Diketahui tim JPU KPK mendakwa Sarimuda, telah memperkaya diri sendiri dan orang lain yang menyebabkan kerugian keuangan negara sebesar Rp18 miliar.
“Bahwa terdakwa Sarimuda sebagai Direktur Utama PT SMS telah membuat kebijakan untuk melakukan kerja sama pengangkutan batubara dengan menggunakan fasilitas PT KAI Persero dengan sejumlah customer, yaitu perusahaan pemilik batubara maupun pemegang izin usaha pertambangan,” kata JPU dalam sidang
“Melalui kontrak kerja sama dengan para perusahaan batubara tersebut, PT SMS Perseroda mendapatkan pembayaran dengan hitungan per metrik ton,” tambah penuntut umum pada poin dakwaannya di PN Tipikor Palembang, Senin (29/1/2024)
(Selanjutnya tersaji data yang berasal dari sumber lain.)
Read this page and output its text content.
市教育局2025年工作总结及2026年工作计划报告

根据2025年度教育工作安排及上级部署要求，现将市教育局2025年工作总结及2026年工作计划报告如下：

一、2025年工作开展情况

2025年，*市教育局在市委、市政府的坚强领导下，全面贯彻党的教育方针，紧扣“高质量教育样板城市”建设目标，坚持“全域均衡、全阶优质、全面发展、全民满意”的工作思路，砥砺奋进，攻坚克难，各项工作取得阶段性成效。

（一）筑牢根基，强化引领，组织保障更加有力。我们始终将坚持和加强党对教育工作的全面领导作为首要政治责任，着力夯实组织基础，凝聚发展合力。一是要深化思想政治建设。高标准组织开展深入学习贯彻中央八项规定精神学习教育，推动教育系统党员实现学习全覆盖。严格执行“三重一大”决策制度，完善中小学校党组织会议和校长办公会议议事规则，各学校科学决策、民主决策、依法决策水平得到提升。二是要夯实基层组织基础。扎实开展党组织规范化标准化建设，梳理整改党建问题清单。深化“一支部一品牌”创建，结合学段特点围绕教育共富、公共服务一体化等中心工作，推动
Selain itu lanjut jaksa KPK, PT SMS Perseroda juga melakukan kerja sama dengan beberapa vendor untuk menyediakan jasa pendukung.
“Dalam rentang waktu 2020 sampai 2021, telah terjadi proses pengeluaran uang dari kas PT SMS Perseroda dengan membuat berbagai dokumen invoice atau tagihan fiktif. Akan tetapi, pembayaran dari beberapa vendor tidak sepenuhnya dimasukkan ke dalam kas PT SMS. Sebagian uang itu, justru dicairkan dan digunakan terdakwa untuk keperluan pribadi,” tegas jaksa KPK.
Kemudian, dari setiap pencairan cek Bank yang bernilai miliaran rupiah, Sarimuda melalui orang kepercayaannya menyisihkan ratusan juta rupiah dalam bentuk tunai.
“Terdakwa juga mentransfer ke rekening Bank salah satu perusahaan milik anggota keluarganya, yang tidak memiliki kerja sama bisnis dengan PT SMS. Akibat dari serangkaian perbuatan melawan hukum yang dilakukan terdakwa telah memperkaya diri terdakwa atau seluruh kerugian negara sebesar Rp18 miliar,” jelas jaksa KPK.
Atas perbuatannya, Sarimuda disangkakan melanggar Pasal 2 ayat (1) atau Pasal 3 Undang-Undang (UU) Nomor 31 Tahun 1999 tentang Pemberantasan Tindak Pidana Korupsi sebagaimana telah diubah dengan UU Nomor 20 Tahun 2001. (DN)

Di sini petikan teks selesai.